A metropolitan bias is a prejudice in favor of concentrated urban population centers over more diffuse rural or suburban population areas. This is described most often as a type of media bias in coverage of topics, as a general form of favoritism, or as a criticism raised in data gathering such as statistical studies and polling.

==In media==
Television programs, especially news, have been criticized for covering urban centers disproportionately.

In the United Kingdom, the BBC was perceived to have a bias towards the London metropolitan area, prompting ITV to launch in the 1950s as a series of independent regional companies.

In 2007, BBC's coverage bias toward London was criticized by Scottish First Minister Alex Salmond (SNP) as "hideously White City", and Welsh MP Adam Price (Plaid Cymru) threatened to withhold part of the license fee over "minuscule" Wales coverage.

The BBC corporation's governance body, BBC Trust, produced a 2014 report indicating bias against coverage related to rural England, though noting Wales and Scotland coverage was more balanced.

==In resource allocation==
The term 'metropolitan bias' has been used to describe unequal allocation of resources, such as governmental services.

In one study, Ferré et al (2010) noted that, in the 1970s to 1980s, "urban bias" was a tendency of governments to disproportionately tax rural activities like agriculture and invest in urban-based industrialization. By 2010, they state, 75% of those living in extreme poverty (defined as less than $1 per day) lived in rural settings.
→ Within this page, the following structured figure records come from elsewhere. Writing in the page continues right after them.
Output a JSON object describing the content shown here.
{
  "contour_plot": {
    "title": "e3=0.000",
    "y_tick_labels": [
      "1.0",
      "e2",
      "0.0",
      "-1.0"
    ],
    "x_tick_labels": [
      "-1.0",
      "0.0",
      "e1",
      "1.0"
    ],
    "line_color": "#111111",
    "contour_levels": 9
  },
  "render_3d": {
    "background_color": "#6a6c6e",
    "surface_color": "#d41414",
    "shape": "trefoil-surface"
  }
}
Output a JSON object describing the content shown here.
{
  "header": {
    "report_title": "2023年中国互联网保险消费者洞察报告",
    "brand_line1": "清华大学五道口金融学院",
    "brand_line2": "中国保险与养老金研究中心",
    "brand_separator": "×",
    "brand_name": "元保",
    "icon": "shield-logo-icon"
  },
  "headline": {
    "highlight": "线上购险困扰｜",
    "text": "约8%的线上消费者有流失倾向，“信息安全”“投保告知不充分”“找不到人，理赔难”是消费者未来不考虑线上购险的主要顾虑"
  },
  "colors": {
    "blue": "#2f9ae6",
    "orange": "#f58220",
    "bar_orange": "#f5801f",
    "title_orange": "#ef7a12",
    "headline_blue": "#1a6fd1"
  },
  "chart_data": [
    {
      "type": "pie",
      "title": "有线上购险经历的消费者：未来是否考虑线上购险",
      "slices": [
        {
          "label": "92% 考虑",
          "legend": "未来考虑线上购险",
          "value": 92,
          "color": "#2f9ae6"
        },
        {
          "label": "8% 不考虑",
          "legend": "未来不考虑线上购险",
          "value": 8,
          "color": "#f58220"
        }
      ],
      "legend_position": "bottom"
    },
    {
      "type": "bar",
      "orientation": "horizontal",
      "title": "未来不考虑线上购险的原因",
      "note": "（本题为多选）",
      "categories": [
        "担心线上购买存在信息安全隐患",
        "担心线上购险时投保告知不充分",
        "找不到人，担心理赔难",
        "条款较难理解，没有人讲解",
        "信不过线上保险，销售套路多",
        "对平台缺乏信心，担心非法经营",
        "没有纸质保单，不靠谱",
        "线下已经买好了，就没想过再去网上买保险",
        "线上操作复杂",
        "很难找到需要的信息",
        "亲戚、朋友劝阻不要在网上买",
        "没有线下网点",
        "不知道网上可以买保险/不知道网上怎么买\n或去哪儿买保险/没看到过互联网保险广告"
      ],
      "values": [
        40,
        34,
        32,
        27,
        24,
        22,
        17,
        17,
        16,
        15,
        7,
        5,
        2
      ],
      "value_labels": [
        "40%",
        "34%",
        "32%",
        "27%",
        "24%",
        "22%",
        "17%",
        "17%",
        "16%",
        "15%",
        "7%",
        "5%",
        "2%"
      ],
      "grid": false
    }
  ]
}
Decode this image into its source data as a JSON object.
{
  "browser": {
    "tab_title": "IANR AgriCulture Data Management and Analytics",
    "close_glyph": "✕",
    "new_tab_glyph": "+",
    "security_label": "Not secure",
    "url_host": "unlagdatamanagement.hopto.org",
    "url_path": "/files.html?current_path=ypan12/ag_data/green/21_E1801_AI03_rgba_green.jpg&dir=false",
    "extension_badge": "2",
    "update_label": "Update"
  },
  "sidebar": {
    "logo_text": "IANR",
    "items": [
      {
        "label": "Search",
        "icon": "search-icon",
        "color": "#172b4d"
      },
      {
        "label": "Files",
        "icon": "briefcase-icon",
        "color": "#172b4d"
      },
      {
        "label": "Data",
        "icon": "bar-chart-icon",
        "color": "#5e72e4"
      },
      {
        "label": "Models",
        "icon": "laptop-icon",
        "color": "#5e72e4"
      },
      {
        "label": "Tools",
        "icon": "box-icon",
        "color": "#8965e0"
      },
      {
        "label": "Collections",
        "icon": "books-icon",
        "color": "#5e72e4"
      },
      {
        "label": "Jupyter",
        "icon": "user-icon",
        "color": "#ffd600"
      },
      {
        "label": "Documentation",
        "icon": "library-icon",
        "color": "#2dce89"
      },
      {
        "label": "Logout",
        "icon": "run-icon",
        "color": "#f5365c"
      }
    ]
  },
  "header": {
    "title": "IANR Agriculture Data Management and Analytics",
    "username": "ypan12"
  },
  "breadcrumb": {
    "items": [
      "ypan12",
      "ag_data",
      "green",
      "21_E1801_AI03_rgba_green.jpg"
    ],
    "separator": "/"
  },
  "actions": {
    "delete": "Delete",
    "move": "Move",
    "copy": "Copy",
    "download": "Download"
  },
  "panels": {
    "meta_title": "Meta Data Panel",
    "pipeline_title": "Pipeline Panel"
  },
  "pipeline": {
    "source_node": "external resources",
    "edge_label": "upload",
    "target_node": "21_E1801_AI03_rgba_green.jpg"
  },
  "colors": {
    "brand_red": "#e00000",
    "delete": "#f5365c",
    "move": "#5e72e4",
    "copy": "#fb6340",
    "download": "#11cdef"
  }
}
In eight developing countries examined (Albania, Brazil, Kazakhstan, Kenya, Mexico, Morocco, Thailand, and Sri Lanka), the authors noted a disproportional amount of services for the poor were available in urban areas. They concluded that "any strategy for urban poverty reduction that places greater focus on, or allocates more resources to, metropolitan areas, suffers from a 'metropolitan bias' analogous to the urban bias of old."

==In other areas==
In 2000, several architects from Scotland and Wales made claims of metropolitan bias in selections for the Stirling Prize after five out of seven designs shortlisted by judges were located within London, despite the scope of the contest at the time extending to all of Europe. Critics also described the list as "London-centric". The chairman representing the judges in the contest dismissed the claims, noting that the first Stirling Prize was awarded to a building in Manchester.

A 2024 study found that large language models tend to provide more accurate information for major metropolitan areas than for smaller cities and regions.